Monday, May. 19, 1941

Playing Fields of Eton

Britain's hallowed public (i.e., private) schools last week ran into a fight that sounded for a while like the Battle of the Atlantic, but they finally limped into port, safe for the present. Up before Parliament was a proposal euphoniously titled the Public and Other Schools Bill, to let hard-pressed schools draw on the principal of their trust endowments to meet their operating deficits during the war emergency.

Some of the most aristocratic schools in Britain backed the bill: Eton, Harrow, Rugby, Winchester, Westminster, Shrewsbury, Charterhouse. Their existence depended on its passage. Financial troubles had already forced one public school, Weyrnouth, to close down (TIME, April 28.) The rest were in dire straits, attacked on one flank by fading revenues, on the other by reformers who think the public schools are undemocratic.
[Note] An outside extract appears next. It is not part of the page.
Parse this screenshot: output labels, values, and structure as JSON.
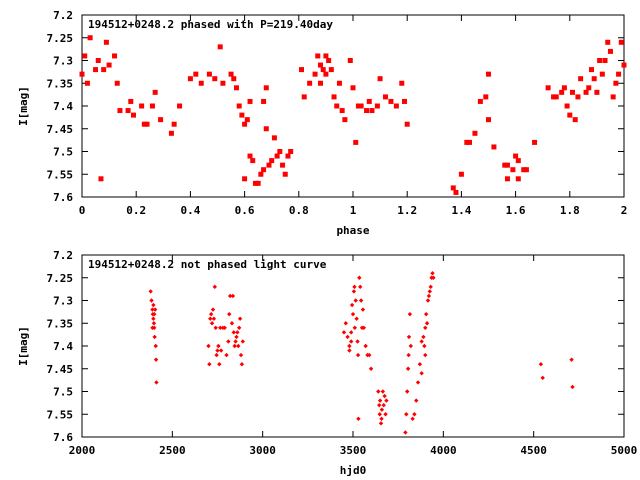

While members interrupted the debate with cries of "Snobbery!" the bill was brought out in the House of Commons for its third and final reading. It was defended by President of the Board of Education Herwald Ramsbotham, an old school tie from Uppingham. Said he: "There is no intention of bolstering up decaying institutions. ... If this measure of self-help were refused, there would be a risk of losing ... a great national inheritance."

Bitter was the opposition of Laborites, virtually all State-schooled. Argumentative Labor M.P. Aneurin Bevan* -- told the House tartly: "There is a great body of opinion, which isn't sufficiently articulate, that public schools should be allowed to die a natural death. Some would like them to die a little more violently." Crumped acid Labor M.P. Charles Ammon: "While it is said the Battle of Waterloo was won on the playing fields of Eton, it can be answered now that the Battle of Britain was won on the playing fields of the [State] schools of England."

But when the smoke cleared, the bill was law. Meanwhile Ernest Bevin's Labor Ministry issued a series of decrees making it harder than ever for school ties to avoid military and defense service by going on to a university. Students from 19 up are now required to join student military-training units, report their progress in university to recruiting boards, and if they fall behind in their studies they may be called up at once. Only scientific, dental and medical students get this exemption. Students of arts and humanities can get just a one-year draft deferment to enter a university and then only if they show "promise of leadership."

In London, Winchester's headmaster, Canon Spencer Leeson, deplored the competition between schools that leads to undercutting of fees. Said Canon Leeson: "The school is not a shop. It is a spiritual community. . . . The State might select schools to meet the needs and close the rest." Answered Eton's provost, dry Lord Quickswood: "He talks just like Adolf Hitler."

*No kin of Labor Minister Ernest Bevin.